12-tungstophosphoric acid was supported on activated carbon (Kuraray's Clactive FR-20), and a mixture of ethylene and phenol containing 10 wt% water (ethylene:phenol molar ratio) was used as a reaction raw material.
The same procedure as in Example 1 was carried out except that 10:1) was used. As a result, a reaction product having the composition shown in Table 2 was obtained, and the conversion rate of phenol was 39 mol%.

[Comparative example 1]

The same procedure as in Example 1 was carried out except that a mixture of ethylene and water-free phenol (ethylene:phenol molar ratio 5:1) was used as the reaction raw material. As a result, the conversion rate of phenol was only 3 mol%. [Comparative Example 2] A mixture of ethylene and water-free phenol as a reaction raw material (ethylene:phenol molar ratio
The same procedure as in Example 2 was carried out except that 10:1) was used. As a result, the conversion rate of phenol was only 2 mol%. [Example 3] The same procedure as in Example 1 was carried out except that γ-Al ₂ O ₃ was used as the carrier. As a result, a reaction product having the composition shown in Table 3 was obtained, and the conversion rate of phenol was 42 mol%.

[Example 4]

The same procedure as in Example 1 was carried out except that silica alumina was used as the carrier.

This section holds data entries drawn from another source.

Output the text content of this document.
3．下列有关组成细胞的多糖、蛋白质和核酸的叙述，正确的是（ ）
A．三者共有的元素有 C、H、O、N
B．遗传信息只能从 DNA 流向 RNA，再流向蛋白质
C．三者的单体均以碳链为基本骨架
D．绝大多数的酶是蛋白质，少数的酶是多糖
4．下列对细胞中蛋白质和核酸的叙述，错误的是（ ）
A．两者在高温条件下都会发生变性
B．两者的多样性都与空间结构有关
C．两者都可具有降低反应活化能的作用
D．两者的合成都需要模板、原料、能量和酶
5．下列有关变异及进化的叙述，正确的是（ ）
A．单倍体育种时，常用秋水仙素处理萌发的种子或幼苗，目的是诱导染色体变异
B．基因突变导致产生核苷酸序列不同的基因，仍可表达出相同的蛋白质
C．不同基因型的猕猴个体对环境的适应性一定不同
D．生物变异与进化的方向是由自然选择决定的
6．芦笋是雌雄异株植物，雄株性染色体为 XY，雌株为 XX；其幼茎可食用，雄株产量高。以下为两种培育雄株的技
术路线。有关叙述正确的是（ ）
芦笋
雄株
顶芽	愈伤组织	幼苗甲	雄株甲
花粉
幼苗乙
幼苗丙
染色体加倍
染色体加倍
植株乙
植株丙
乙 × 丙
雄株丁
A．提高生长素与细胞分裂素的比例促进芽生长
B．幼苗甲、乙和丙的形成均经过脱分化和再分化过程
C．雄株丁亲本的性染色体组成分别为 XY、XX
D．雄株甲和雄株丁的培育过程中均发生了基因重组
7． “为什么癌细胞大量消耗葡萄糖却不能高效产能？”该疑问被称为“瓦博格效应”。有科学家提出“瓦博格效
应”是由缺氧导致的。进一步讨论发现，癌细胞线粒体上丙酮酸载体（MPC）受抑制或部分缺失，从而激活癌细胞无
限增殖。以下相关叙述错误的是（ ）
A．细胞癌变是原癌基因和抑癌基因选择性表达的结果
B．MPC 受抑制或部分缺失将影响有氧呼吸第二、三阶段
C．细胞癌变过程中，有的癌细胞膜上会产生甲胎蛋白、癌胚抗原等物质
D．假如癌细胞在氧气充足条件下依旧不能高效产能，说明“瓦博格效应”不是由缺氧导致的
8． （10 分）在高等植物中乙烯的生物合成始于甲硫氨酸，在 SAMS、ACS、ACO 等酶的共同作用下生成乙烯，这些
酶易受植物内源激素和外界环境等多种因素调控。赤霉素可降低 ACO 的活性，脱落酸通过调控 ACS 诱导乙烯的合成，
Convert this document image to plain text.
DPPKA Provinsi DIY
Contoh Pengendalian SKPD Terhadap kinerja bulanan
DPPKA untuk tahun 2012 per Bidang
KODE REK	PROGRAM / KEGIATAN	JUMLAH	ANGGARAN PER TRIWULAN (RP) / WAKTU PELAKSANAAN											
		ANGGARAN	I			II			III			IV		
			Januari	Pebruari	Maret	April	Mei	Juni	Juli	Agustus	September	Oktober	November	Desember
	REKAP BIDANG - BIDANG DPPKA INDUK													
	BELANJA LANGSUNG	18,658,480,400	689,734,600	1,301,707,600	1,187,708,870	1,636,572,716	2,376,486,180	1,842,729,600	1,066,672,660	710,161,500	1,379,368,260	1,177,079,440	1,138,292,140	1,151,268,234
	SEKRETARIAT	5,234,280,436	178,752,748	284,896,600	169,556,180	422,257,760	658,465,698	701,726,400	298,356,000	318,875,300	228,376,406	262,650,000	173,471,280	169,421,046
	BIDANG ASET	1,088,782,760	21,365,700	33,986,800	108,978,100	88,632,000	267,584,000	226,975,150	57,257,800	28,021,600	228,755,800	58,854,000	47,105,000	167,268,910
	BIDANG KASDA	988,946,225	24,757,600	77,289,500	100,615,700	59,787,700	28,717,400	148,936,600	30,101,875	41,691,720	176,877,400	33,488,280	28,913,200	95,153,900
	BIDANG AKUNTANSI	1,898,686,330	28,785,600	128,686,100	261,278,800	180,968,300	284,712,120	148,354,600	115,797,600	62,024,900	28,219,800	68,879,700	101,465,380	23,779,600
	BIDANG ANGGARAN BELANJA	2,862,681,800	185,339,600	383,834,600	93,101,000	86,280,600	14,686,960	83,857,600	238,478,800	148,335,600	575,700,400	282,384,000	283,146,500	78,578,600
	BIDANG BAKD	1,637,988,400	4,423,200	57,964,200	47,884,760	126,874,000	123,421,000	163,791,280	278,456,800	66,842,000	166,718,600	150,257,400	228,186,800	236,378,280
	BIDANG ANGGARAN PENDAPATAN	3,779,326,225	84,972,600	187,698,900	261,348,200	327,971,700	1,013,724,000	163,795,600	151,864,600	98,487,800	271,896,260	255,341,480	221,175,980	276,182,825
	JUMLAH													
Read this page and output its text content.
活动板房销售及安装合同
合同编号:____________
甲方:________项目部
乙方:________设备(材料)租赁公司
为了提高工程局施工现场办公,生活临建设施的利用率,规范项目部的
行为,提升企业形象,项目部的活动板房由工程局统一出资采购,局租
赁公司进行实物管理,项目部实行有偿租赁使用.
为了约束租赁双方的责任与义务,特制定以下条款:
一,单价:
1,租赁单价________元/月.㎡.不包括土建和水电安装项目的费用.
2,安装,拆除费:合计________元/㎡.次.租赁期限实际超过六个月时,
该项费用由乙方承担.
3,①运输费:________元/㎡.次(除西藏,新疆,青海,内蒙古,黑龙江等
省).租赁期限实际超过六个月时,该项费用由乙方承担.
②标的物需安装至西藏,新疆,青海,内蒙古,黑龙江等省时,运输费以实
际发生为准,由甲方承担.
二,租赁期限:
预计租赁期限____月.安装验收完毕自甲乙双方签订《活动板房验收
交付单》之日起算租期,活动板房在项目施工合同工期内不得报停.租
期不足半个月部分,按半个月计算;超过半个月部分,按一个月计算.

As a result, a reaction product having the composition shown in Table 3 was obtained, and the conversion rate of phenol was 30 mol%.

【table】

Claims (1)

[Claims] 1. In producing paraethylphenol by reacting phenol and ethylene in the presence of an acid catalyst, a heteropolyacid selected from tungstosilicic acid and tungstophosphoric acid is supported on a carrier as an acid catalyst. 1. A method for producing para-ethylphenol, which comprises using a catalyst prepared in accordance with the above method and allowing water to be present in the reaction system. 2. The method for producing para-ethylphenol according to claim 1, wherein the amount of water present in the reaction system is 0.01 to 3 times the weight of the raw material phenol. 3. The method for producing paraethylphenol according to claim 1 or 2, wherein the carrier of the catalyst prepared by supporting the heteropolyacid on a carrier is a carrier selected from silica, alumina, and activated carbon.